Au Théâtre des Mathurins, Fabien Ducommun poursuit l’épopée intime entamée à La Scala Paris puis au Festival d’Avignon l’été dernier. Avec « Aime-moi », l’artiste suisse qui avait endossé le rôle-titre du « Soldat Rose » de Louis Chédid lors de sa création scénique, mêle récit autobiographique et répertoire des crooners pour proposer une traversée des États-Unis qui devient progressivement exploration de soi. Sur scène, un simple tabouret se métamorphose en Chevrolet baptisée Princesse, véhicule d’une odyssée solitaire de la côte Est au Pacifique.


Le dispositif scénique épuré, signé Christian Kiappe qui cosigne également la mise en scène, privilégie la puissance évocatoire du verbe et de la musique.
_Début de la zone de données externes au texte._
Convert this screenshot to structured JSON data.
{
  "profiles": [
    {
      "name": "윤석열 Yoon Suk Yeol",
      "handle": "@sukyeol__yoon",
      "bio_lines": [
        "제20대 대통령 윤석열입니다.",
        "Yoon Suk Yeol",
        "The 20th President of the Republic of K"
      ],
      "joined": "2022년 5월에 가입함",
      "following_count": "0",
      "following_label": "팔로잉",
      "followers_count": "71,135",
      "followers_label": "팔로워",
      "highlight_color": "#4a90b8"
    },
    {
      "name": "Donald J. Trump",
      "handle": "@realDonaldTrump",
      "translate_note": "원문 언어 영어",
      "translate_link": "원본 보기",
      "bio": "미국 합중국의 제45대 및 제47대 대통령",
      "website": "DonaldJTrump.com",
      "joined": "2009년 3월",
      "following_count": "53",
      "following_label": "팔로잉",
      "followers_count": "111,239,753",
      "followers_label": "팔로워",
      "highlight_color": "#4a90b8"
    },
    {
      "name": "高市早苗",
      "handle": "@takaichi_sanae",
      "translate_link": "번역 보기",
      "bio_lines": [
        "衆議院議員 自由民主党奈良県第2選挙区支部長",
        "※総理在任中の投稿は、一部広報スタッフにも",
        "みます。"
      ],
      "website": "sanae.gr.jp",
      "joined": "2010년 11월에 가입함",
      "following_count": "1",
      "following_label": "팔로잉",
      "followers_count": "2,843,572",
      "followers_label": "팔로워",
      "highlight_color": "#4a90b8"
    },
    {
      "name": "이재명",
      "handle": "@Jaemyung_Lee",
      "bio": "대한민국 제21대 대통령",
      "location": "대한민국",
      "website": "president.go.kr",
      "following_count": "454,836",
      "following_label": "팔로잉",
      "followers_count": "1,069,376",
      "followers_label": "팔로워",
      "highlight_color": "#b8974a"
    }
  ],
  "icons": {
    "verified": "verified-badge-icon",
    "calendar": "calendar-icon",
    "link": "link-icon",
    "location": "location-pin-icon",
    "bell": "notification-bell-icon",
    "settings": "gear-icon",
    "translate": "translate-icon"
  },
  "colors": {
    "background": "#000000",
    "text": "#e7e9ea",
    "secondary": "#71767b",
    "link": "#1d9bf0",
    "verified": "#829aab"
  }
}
Accompagné à la guitare électrique par Jean-François Prigent, Fabien Ducommun ponctue son monologue de standards mythiques : « Love Me Tender », « New York, New York », « Nature Boy » surgissent comme autant de jalons mémoriels. Ces neuf chansons constituent bien plus qu’un habillage musical, elles fonctionnent comme déclencheurs d’une remontée progressive vers les scènes fondatrices d’une existence. L’interprétation vocale du comédien, d’une qualité rare, révèle une tessiture cristalline qui accentue la dimension onirique du propos.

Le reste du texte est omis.